In practice, market, investment environment faced by the existence of a wide range of uncertainty and competitive, the project's cash flow is not as investors predicted, is in stone. Over time When investors get new information, some uncertainty related to the project will gradually be resolved. Decisions on investment projects, investors will face a variety of options, rather than under the traditional analysis simply accept or reject the project investment, and real options model should be applied to business investment decisions, even in a single project for the needs of multi-stage investment projects, the implementation of the investment decision-making process, decision makers need to take different combinations of real options.


References:
[1] Jonathan Mans: <<real options analysis>>, China Renmin University Press, 2004.

[2] Yu Hongliang: <<financial options and real options - comparison and applications>> Shanghai Finance University Press, 2003 edition.
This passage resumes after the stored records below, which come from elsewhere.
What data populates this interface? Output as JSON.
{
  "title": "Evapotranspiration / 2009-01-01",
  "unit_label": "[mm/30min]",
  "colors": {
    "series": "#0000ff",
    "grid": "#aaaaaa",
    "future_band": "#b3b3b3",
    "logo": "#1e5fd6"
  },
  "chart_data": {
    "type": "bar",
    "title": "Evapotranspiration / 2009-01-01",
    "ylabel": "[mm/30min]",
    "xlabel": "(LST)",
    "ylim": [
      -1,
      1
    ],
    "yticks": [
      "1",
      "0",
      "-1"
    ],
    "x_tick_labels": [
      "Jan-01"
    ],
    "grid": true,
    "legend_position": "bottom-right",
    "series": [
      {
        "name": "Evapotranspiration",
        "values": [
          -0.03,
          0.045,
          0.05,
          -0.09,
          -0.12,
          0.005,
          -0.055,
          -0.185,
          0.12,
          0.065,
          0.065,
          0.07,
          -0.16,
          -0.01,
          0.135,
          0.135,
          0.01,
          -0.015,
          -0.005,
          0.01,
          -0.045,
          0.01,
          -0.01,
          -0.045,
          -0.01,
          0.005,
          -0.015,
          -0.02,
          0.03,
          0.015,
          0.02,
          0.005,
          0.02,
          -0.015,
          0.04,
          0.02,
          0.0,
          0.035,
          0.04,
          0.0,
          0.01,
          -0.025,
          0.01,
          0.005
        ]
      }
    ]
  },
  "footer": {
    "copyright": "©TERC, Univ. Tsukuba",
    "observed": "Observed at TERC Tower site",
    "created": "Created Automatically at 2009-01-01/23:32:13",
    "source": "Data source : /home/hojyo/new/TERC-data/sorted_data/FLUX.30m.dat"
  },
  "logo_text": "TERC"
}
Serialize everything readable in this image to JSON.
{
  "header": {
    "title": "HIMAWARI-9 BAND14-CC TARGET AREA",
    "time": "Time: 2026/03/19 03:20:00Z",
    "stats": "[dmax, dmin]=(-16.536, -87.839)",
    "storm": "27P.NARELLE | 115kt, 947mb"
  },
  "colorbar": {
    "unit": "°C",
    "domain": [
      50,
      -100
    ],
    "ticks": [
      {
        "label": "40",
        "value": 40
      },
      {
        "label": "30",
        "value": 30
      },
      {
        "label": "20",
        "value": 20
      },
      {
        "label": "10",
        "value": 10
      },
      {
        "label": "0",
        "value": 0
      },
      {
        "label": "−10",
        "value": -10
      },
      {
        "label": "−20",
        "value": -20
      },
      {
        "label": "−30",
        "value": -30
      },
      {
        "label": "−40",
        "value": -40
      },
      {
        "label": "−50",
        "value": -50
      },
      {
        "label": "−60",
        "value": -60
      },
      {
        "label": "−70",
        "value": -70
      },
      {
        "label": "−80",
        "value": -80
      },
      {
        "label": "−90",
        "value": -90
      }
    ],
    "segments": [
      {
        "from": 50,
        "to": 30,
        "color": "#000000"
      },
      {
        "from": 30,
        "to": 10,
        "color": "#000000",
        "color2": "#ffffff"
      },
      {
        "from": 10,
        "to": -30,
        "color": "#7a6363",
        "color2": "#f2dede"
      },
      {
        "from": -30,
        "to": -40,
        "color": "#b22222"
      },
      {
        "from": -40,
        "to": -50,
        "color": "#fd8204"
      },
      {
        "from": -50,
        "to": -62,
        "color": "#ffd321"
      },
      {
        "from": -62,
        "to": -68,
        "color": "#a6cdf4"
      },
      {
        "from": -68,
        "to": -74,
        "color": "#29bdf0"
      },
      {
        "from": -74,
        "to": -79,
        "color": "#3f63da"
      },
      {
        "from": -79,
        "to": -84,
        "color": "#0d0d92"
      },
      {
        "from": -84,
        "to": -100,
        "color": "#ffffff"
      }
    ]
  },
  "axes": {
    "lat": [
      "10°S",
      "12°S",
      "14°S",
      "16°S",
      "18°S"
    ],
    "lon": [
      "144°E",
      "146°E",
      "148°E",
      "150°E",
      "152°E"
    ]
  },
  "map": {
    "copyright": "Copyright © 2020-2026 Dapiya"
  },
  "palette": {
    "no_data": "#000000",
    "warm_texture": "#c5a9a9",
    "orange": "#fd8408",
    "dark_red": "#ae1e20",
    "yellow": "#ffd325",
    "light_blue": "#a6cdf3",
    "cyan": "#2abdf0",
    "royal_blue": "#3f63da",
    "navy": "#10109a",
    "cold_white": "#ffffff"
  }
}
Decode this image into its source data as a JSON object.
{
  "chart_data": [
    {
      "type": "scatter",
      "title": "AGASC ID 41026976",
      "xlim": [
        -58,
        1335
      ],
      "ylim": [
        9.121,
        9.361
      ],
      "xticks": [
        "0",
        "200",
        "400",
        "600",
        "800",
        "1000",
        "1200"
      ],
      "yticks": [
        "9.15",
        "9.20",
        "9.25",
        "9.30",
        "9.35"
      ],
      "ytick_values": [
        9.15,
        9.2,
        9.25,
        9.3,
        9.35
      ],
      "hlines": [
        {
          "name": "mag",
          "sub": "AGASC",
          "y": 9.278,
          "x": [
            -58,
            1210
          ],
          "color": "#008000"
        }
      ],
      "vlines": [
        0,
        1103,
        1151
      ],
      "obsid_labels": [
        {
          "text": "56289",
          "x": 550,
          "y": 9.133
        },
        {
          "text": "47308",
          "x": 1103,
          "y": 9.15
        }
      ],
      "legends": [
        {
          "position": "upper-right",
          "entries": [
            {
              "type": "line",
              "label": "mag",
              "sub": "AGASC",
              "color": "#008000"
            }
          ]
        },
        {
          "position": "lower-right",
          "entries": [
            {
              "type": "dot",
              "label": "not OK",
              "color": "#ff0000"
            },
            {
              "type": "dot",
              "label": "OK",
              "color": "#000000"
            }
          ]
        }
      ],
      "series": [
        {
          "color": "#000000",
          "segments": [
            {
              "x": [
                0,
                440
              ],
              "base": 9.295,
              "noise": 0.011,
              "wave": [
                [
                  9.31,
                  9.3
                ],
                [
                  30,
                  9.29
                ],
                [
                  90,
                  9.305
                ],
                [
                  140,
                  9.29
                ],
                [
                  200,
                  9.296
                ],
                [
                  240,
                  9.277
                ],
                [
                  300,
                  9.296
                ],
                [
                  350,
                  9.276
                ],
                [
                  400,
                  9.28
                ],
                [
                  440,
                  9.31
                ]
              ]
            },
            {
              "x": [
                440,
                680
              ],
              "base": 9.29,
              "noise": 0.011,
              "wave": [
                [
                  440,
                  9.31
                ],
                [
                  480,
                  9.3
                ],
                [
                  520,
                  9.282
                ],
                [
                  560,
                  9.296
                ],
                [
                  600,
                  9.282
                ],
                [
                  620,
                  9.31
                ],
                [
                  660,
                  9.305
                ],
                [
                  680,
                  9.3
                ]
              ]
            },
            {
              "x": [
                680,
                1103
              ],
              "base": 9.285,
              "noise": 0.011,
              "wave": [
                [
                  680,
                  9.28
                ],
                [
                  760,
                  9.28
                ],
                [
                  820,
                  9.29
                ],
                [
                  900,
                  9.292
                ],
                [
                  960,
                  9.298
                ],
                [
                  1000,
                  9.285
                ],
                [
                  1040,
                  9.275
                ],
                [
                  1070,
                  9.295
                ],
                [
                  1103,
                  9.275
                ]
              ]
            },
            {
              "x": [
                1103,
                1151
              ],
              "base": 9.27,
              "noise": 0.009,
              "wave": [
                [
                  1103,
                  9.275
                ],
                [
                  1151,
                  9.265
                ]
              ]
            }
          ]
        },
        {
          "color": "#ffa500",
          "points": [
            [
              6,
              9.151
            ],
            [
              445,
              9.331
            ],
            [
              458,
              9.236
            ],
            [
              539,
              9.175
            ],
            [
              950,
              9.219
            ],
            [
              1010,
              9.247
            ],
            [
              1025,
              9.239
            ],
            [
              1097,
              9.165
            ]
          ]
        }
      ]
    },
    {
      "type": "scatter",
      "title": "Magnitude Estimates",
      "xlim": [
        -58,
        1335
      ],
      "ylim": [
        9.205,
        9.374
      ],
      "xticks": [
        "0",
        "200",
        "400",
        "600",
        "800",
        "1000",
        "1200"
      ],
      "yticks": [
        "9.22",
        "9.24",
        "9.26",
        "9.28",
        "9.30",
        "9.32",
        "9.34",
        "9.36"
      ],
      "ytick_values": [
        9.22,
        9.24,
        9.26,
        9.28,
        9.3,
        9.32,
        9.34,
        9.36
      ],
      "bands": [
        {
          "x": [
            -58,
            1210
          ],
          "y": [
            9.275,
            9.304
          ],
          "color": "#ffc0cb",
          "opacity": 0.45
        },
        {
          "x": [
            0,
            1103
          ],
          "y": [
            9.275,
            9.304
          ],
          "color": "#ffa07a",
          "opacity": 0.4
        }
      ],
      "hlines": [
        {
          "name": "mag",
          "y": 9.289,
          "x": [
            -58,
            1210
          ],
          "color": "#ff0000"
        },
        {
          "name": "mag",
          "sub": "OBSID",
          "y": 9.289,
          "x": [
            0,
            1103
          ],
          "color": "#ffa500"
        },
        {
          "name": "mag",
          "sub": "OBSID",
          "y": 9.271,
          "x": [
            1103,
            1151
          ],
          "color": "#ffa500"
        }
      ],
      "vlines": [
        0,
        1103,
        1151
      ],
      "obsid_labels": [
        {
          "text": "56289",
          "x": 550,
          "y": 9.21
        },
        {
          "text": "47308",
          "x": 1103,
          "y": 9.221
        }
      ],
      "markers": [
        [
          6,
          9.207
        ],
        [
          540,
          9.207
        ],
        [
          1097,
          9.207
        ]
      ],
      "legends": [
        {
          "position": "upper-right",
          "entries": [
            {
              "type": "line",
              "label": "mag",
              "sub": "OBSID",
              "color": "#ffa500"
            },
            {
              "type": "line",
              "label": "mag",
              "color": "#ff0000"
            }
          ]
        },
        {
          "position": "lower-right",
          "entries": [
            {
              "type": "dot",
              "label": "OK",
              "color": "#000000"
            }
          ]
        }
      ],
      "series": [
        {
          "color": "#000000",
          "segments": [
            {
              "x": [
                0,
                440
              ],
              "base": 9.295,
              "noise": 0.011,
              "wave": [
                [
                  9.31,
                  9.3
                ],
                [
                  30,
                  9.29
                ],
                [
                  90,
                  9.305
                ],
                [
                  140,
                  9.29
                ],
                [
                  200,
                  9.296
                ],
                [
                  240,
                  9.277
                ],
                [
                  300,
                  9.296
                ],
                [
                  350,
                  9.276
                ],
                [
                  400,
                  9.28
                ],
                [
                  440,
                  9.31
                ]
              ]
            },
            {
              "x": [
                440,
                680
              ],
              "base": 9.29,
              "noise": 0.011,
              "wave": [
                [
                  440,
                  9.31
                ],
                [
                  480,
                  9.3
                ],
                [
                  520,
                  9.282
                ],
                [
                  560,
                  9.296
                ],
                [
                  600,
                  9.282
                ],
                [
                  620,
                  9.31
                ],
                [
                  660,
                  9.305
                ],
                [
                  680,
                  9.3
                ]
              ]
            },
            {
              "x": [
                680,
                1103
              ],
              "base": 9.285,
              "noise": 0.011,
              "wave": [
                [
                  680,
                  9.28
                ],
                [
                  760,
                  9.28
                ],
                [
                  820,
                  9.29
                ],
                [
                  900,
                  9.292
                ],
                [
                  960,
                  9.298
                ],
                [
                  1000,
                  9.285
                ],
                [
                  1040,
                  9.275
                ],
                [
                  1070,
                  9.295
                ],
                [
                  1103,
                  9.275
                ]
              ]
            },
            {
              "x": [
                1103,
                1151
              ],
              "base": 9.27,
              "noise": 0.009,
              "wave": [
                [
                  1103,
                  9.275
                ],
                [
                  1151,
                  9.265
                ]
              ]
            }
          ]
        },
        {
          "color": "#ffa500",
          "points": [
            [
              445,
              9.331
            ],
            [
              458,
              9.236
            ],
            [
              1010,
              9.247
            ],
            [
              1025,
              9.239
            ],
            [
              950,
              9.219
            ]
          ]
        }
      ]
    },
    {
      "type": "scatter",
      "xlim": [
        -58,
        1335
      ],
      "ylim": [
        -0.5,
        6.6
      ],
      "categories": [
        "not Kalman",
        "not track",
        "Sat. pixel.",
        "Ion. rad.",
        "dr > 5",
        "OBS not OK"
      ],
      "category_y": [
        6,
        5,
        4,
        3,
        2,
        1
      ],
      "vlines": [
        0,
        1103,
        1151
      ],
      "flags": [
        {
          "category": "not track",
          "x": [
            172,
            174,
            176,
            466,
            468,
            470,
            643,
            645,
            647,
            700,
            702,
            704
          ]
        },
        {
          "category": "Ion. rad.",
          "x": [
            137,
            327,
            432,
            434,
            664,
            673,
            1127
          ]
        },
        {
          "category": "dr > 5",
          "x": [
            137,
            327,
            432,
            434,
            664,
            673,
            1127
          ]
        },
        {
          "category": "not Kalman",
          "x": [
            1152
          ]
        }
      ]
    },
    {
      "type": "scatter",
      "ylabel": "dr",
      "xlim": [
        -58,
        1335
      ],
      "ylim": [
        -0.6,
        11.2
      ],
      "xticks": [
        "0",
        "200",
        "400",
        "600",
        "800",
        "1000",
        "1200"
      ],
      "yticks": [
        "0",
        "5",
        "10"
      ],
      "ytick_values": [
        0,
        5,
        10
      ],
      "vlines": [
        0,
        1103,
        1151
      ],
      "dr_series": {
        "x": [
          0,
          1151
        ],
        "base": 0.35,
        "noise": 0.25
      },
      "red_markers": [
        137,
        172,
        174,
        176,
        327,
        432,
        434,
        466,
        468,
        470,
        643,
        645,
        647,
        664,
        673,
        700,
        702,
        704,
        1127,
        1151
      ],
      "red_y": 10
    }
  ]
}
[3] Yang Chunpeng: <<real options and its applications>> Fudan University Press, 2003.

[4] George wear, etc., Ying Shi translation: "Wharton on managing emerging technologies>>, China Press, 2002.

[5] James Van Horn, etc., Guo Hao, etc. Translation: <<Modern Enterprise Financial Management>> Economic Science Press, 1998.

[6] Myers S.. Finance Theory and Financial Stratery. Interfaces, 1984.

[7] Dixit A. and R. Pindyck. Investment under Uncertainty, Princeton University Press, 1994.